With a full quarter cup of cooked quinoa, two eggs, and almost a full serving of broccoli per serving, this egg bake is something I look forward to in the mornings. It is delicious fresh out of the oven, but warms up beautifully in the microwave in about a minute. As a bonus, it is SO easy to make. I don’t know about you, but Sundays are a little crazy in the kitchen at our house as I prep most of our lunches and snacks, and cook Sunday dinner. The last thing I want is a dish that takes tons of time, ingredients, or effort to whip up and this fits the bill. Frozen broccoli is lightly steamed, finely chopped in a food processor, mixed with cooked quinoa, eggs, and seasonings, and baked. That’s it! And, as a bonus bonus, this dish is easy to double if you’re prepping for more than one or serving a crowd. I actually prefer to double this recipe. I bake it in a 9×13 dish for about 35 minutes or until it is firm. When doubled, it easily cuts into 10 pieces for a weeks worth of breakfast for Neal and I.
I wanted to keep this dairy free as we’re trying to eat less cheese (why is cheese so good!), but I think a cup of cheddar cheese or goat cheese would be insanely delicious and an welcome addition to this delicious broccoli and quinoa egg bake.
Look at this face! Isn’t he the cutest? It’s so hard to resist loving on him as I get ready in the morning.
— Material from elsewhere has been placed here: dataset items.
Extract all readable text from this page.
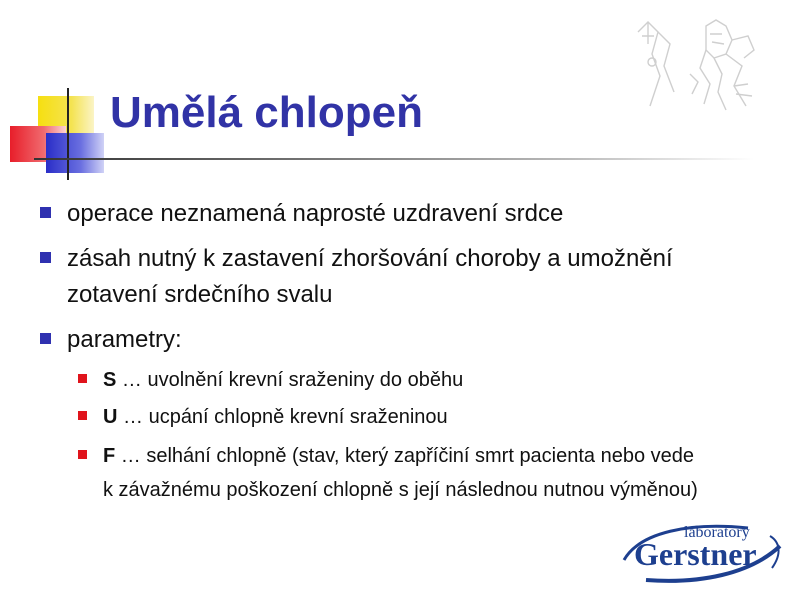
Umělá chlopeň
operace neznamená naprosté uzdravení srdce
zásah nutný k zastavení zhoršování choroby a umožnění
zotavení srdečního svalu
parametry:
S … uvolnění krevní sraženiny do oběhu
U … ucpání chlopně krevní sraženinou
F … selhání chlopně (stav, který zapříčiní smrt pacienta nebo vede
k závažnému poškození chlopně s její následnou nutnou výměnou)
laboratory
Gerstner
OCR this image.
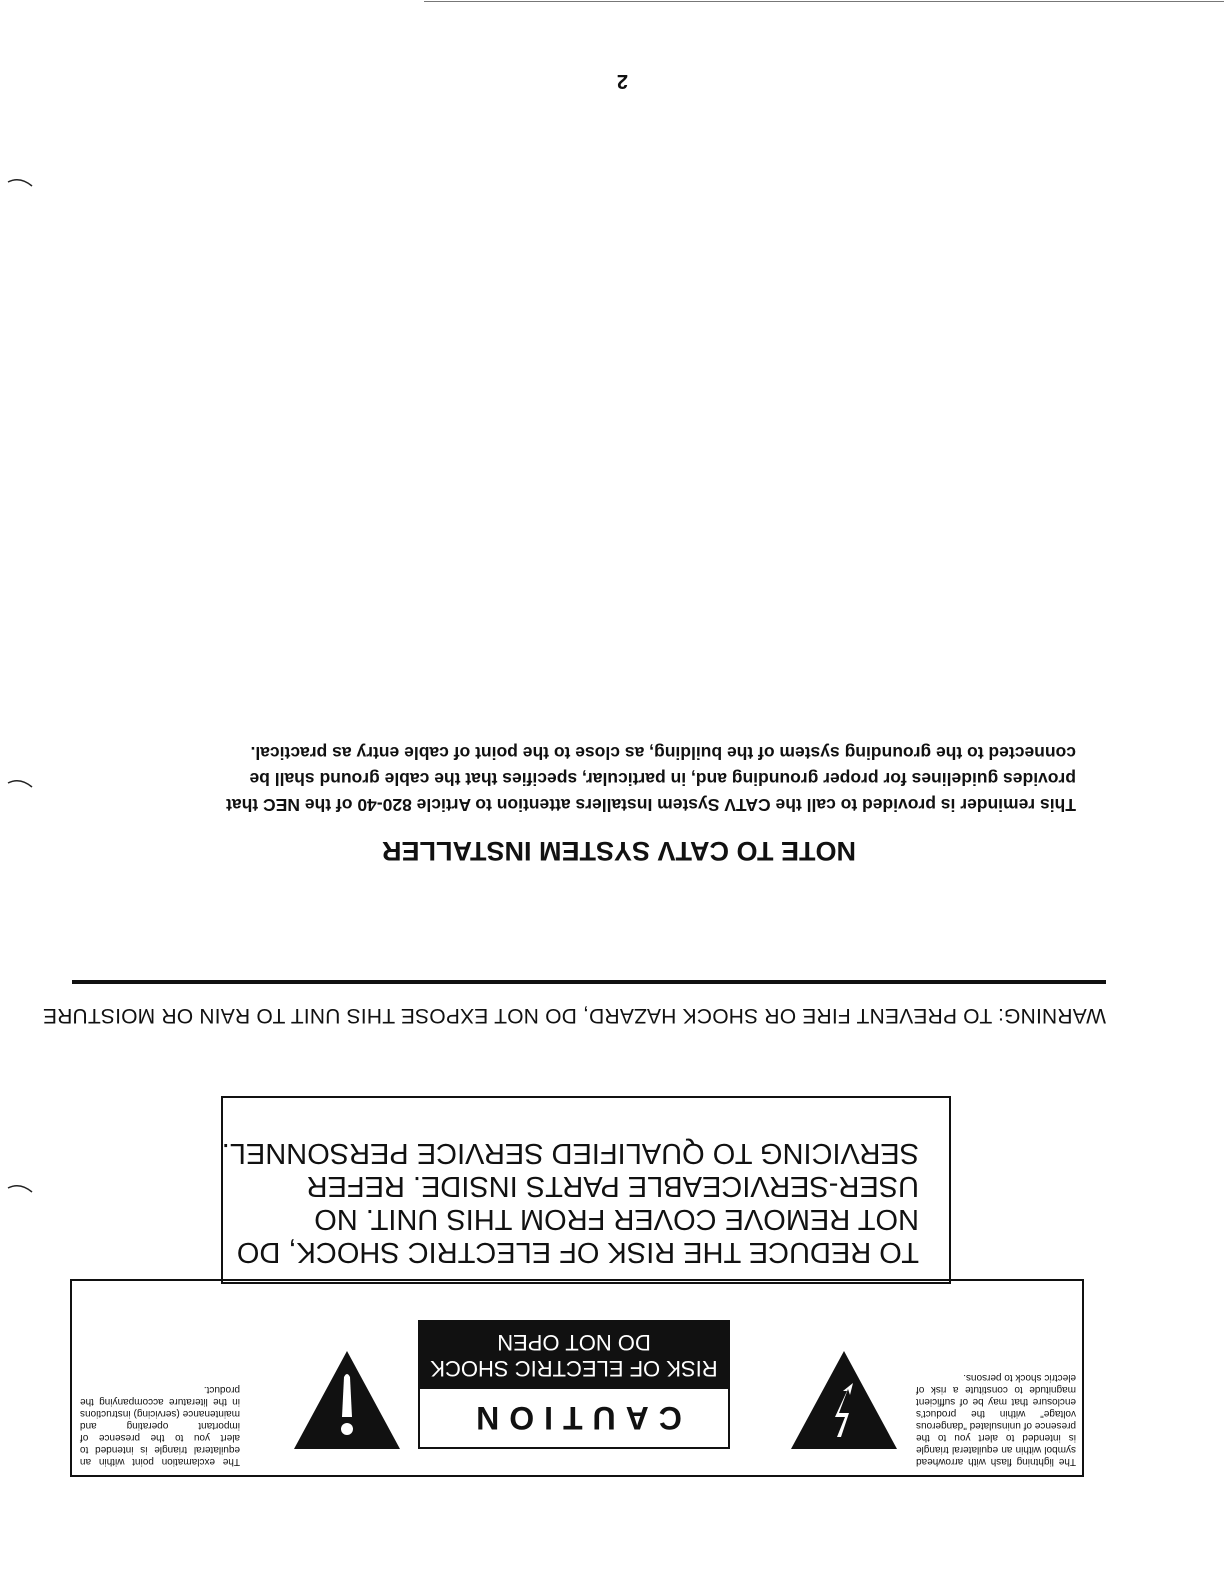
The lightning flash with arrowhead symbol within an equilateral triangle is intended to alert you to the presence of uninsulated "dangerous voltage" within the product's enclosure that may be of sufficient magnitude to constitute a risk of electric shock to persons.
CAUTION
RISK OF ELECTRIC SHOCK
DO NOT OPEN
The exclamation point within an equilateral triangle is intended to alert you to the presence of important operating and maintenance (servicing) instructions in the literature accompanying the product.
TO REDUCE THE RISK OF ELECTRIC SHOCK, DO
NOT REMOVE COVER FROM THIS UNIT. NO
USER-SERVICEABLE PARTS INSIDE. REFER
SERVICING TO QUALIFIED SERVICE PERSONNEL.
WARNING: TO PREVENT FIRE OR SHOCK HAZARD, DO NOT EXPOSE THIS UNIT TO RAIN OR MOISTURE
NOTE TO CATV SYSTEM INSTALLER
This reminder is provided to call the CATV System Installers attention to Article 820-40 of the NEC that
provides guidelines for proper grounding and, in particular, specifies that the cable ground shall be
connected to the grounding system of the building, as close to the point of cable entry as practical.
2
Broccoli and Quinoa Egg Bake
- 1/2 cup quinoa (or 1 1/4 cup cooked quinoa)
- 10 eggs beat
- 1 12 oz package frozen broccoli
- 1/2 tsp black pepper
- 3/4 tsp salt
- 1/2 tsp garlic powder
- 1/2 tsp onion powder
- neutral oil to grease the baking dish (I used avocado oil)
- cheese (optional, I would suggest cheddar or some goat cheese)
- Preheat the oven to 375 degrees.
- Cook quinoa according to package directions. The quinoa should yield about 1 1/4 cup cooked quinoa.
- While the quinoa cooks, add an inch or two of water to a saucepan fitted with a steam basket. Bring water to a boil and steam frozen broccoli for about 2 to 3 minutes, until warmed and slightly softer. It doesn't need to be completely cooked, but cooked enough. Place broccoli in a food processor and pulse a few times until desired texture. I like it to be finely blitzed, a little like the texture of cauliflower rice. Alternatively, finely chop the broccoli to the desired texture.
- In a large bowl, beat the 10 eggs until the white and yolks are well incorporated. Stir in the 1 1/4 cup cooked quinoa, broccoli, black pepper, salt, garlic powder, and onion powder.
- Using a 9x9 baking dish, lightly grease the baking dish and press a piece of parchment paper inside the dish (greasing the baking dish helps the parchment paper stick to the sides and not fall down). Pour the egg mixture into the dish.
- Bake the egg mixture for 30 - 45 minutes, or until eggs are set and no longer wiggly when dish is moved.
- If doubling the recipe, use a 9 x 13 baking dish and bake for 35 - 40 minutes until eggs are set.
- Cheese would be delicious here! I would suggest adding a cup of shredded cheddar cheese or about 1/2 cup goat cheese.